Lo que permanece, de una época a otra, es la desigualdad. La diferencia entre unos pocos que tienen mucho y unos muchos que tienen muy poco es el denominador común. Hoy, ocho grandes millonarios concentran la misma riqueza que la mitad de la población del mundo. De esa cúpula, cuatro son dueños de empresas tecnológicas: Bill Gates de Microsoft, Jeff Bezos de Amazon, Mark Zuckerberg de Facebook y Larry Ellison de Oracle. Muy cerca de ellos están Larry Page y Sergei Brin de Google, Steve Ballmer de Microsoft, Jack Ma de Alibaba y Lauren Powell Jobs, viuda de Steve Jobs y heredera de Apple.
“La tecnología no hace más que mejorarnos la vida”, leemos como mantra de la publicidad tecno-optimista. Es cierto: gracias a ella hacemos cosas como ir al supermercado desde la computadora, llevamos en la mochila una colección infinita de libros en un lector digital o tener del otro lado de la cámara a nuestro abuelo que vive lejos. También la tecnología aplicada a la salud mejoró la esperanza de vida de gran parte del planeta: en 2015 una persona vivía un promedio de 71 años, cinco años más que en el año 2000, el mayor salto desde el año 1960. Se mejoraron los niveles de supervivencia infantil, el control de enfermedades como la malaria, se amplió el acceso a las vacunas y descendió la tasa de muerte por enfermedades como en cáncer.

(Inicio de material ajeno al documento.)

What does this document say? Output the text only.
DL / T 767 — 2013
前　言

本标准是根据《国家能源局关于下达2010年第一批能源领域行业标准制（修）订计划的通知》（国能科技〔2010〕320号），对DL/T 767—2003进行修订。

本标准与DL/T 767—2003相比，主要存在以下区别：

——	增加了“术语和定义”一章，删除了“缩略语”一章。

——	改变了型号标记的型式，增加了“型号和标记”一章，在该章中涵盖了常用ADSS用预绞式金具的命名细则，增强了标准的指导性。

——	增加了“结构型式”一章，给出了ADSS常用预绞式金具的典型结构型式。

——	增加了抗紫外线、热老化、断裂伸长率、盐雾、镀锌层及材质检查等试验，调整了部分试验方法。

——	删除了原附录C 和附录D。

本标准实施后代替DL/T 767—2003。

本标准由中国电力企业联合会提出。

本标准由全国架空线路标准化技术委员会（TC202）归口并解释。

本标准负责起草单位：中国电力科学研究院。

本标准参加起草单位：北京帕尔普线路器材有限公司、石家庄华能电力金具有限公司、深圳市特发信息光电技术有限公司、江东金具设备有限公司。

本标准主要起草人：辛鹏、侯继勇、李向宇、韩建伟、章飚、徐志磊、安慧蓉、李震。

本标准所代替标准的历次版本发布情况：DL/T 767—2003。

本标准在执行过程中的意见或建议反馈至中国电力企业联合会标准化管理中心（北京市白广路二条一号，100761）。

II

Sin embargo, hay un problema que no mejoró, sino que, al contrario, se profundizó: la desigualdad. Allí reside el gran dilema de nuestro tiempo: si la tecnología no sirve para que más personas vivan de un modo digno, entonces algo está fallando.
Pero algo está empezando a cambiar.
En los últimos años, distintas voces provenientes especialmente desde Europa y desde algunos centros académicos y grupos de activistas en todos los continentes están comenzando a alertar y tomar acciones respecto del gran poder concentrado de las compañías tecnológicas y su impacto en la desigualdad. El control de los datos de Google, la poca transparencia de Facebook sobre el manejo de las noticias, los conflictos laborales y urbanísticos de Uber y el impacto comercial de gigantes como Amazon prendieron las primeras alarmas serias. El movimiento, no obstante, todavía es lento y tiene grandes obstáculos.